Every textbook i find breezes over the following point:

$$\delta$$$$\partial$$ (x) =$$\partial$$ $$\delta$$ (x)

where delta is just the variation. Someone asked me why that's true and i guessed the only thing i could say was that delta is an operation not a variable so this is more like an algebraric statement of the commutivity of delta and taking a derivative. Is this right or is there a more clear explanation.

 

[CompuChip]

I always view it as follows.
What we do, is changing some function f(x) by an infinitesimal amount, i.e. replace
$$f(x) \to f(x) + \delta f(x) \qquad\qquad(*)$$
(and ignore higher order variations).

So in this notation, where delta indicates the infinitesimal change, it should also be true that
$$\frac{\partial f(x)}{\partial x} \to \frac{\partial f(x)}{\partial x} + \delta \left(\frac{\partial f(x)}{\partial x} \right)$$
(which is just statement (*) again for another function g(x) = df(x)/dx).

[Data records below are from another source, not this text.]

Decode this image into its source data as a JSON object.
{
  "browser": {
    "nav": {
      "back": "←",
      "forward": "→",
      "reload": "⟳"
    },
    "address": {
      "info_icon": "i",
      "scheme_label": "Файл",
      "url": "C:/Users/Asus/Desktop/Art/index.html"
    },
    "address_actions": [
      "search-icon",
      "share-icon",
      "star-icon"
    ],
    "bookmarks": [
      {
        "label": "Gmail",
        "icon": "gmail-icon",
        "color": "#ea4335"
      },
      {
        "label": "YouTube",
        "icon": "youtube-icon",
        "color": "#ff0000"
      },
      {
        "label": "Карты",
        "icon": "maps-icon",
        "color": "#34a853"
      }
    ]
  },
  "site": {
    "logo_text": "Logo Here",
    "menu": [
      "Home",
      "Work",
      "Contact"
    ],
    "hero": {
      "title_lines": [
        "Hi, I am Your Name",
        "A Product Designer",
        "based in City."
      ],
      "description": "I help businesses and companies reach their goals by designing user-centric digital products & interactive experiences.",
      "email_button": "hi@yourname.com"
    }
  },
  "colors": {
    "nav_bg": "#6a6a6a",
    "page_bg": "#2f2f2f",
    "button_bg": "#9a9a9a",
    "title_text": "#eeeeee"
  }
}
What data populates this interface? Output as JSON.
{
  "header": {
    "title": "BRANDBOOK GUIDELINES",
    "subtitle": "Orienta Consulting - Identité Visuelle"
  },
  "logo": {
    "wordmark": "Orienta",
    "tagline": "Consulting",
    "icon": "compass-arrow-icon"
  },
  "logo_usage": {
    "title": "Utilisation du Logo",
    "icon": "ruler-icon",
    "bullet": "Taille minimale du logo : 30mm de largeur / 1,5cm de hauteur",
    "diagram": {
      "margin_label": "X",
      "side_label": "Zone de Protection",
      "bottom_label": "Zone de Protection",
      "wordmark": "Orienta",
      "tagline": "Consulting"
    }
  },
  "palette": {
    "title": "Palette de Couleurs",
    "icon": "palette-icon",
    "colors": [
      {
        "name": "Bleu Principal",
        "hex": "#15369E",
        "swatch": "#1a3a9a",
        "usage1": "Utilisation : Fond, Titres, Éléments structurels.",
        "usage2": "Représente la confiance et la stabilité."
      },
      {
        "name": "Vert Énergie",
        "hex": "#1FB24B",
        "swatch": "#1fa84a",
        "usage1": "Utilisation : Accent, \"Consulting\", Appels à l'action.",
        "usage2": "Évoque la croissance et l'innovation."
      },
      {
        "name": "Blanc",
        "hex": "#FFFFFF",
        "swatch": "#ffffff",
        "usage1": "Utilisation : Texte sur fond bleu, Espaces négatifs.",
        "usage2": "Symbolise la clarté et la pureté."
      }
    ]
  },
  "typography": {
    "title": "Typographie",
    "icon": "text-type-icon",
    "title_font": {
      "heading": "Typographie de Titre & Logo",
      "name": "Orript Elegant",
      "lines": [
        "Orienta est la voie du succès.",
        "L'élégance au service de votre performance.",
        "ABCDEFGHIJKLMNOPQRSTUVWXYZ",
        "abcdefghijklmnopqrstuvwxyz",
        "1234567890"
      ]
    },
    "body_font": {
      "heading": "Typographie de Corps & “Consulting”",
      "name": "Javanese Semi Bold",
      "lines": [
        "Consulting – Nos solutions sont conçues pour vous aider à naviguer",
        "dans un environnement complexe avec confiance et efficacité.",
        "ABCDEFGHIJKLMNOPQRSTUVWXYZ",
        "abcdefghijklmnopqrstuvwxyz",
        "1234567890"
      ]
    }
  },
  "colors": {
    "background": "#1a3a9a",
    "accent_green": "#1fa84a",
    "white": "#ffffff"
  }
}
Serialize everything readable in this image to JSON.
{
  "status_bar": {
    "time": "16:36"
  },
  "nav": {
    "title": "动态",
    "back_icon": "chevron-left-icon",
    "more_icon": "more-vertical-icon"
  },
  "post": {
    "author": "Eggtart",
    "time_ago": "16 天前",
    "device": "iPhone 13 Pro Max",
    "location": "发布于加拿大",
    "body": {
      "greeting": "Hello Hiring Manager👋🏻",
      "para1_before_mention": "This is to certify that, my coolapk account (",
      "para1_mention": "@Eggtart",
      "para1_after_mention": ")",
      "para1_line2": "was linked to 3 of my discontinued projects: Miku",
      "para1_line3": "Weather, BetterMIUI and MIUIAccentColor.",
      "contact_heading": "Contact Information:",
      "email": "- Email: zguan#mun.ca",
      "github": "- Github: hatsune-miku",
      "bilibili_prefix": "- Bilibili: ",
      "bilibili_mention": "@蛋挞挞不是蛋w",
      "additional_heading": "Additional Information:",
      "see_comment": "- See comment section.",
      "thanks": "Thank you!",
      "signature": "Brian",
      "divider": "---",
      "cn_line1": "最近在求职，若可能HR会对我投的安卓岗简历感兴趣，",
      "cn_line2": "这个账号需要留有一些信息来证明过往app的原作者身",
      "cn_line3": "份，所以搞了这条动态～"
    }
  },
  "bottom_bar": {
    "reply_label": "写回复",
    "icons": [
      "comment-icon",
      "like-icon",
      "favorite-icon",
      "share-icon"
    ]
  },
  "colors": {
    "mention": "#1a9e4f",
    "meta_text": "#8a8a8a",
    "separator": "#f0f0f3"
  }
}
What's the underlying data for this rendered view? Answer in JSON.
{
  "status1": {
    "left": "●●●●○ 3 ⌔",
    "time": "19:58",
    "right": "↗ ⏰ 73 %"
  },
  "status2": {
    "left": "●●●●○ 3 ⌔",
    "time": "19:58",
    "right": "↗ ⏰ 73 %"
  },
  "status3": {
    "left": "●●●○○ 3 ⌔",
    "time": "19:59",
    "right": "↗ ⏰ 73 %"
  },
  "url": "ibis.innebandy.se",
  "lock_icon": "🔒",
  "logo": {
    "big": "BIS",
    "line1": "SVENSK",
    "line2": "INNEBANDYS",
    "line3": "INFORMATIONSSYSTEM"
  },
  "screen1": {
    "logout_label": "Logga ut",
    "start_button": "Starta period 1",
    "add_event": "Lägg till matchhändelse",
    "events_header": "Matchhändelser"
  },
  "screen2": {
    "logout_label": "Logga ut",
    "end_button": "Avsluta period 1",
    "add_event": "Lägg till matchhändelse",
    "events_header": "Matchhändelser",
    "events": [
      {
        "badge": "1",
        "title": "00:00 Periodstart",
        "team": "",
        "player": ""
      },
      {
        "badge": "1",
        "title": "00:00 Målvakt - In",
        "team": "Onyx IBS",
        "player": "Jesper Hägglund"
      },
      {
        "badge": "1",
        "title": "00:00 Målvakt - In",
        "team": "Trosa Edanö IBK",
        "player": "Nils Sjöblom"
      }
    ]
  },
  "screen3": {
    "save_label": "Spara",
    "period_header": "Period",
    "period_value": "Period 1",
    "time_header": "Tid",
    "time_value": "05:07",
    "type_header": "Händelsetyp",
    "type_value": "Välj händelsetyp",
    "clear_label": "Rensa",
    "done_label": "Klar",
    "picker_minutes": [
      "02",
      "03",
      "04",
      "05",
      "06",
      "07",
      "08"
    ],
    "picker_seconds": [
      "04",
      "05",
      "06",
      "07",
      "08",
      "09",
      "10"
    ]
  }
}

Now if you differentiate (*) you get an equation from which it follows immediately that
$$\delta \left(\frac{\partial f(x)}{\partial x} \right) = \frac{\partial(\delta f(x))}{\partial x}$$

 

[zwoodrow]

Is there a way to argue that (using the chain rule)
$$\partial$$($$\delta$$f(x) ) = f(x)$$\partial$$$$\delta$$ + $$\delta$$$$\partial$$f(x)
and then argue that$$\partial$$$$\delta$$ is a second order differential that can be tossed out as approx 0 giving the result

$$\partial$$($$\delta$$f(x) ) = [STRIKE]f(x)$$\partial$$$$\delta$$[/STRIKE] $$\rightarrow$$ 0 + $$\delta$$$$\partial$$f(x)

 

[CompuChip]

Not if you want to be rigorous.
Because $\delta$ in itself doesn't mean anything, just like $\partial$ doesn't mean anything.

The object you are looking at is $\delta f(x)$.
If you want to be precise, you can use a first order Taylor expansion
$$f(x) \to F(x) = f(a) + f'(a) (x - a) + \mathcal{O}((x - a)^2)$$
where you call $$\delta = f'(a) (x - a)$$ and neglect the quadratic terms.

 

[PJC01]

Your explanation is correct. The reason why this statement holds true is because the variation operator, denoted by delta, is a linear operator. This means that it follows the properties of linearity, such as commutativity, which states that the order of operations does not affect the result. In this case, the variation operator is being applied to the partial derivative of a variable, and since it is a linear operator, it can be moved around without affecting the result. This is why we can write the equation as \delta\partial (x) =\partial \delta (x).

Additionally, this statement is a fundamental property in the derivation of the Euler equations. The Euler equations are a set of equations that describe the motion of a fluid, and they are derived using the principle of least action. The variation operator, or delta, is used to represent small changes in the action functional, which is a measure of the total energy of the system. By applying the variation operator to the action functional and setting it equal to zero, we can derive the Euler equations. Thus, the statement \delta\partial (x) =\partial \delta (x) is crucial in the derivation process.

I hope this clarifies the concept for you. If you have any further questions, please do not hesitate to ask.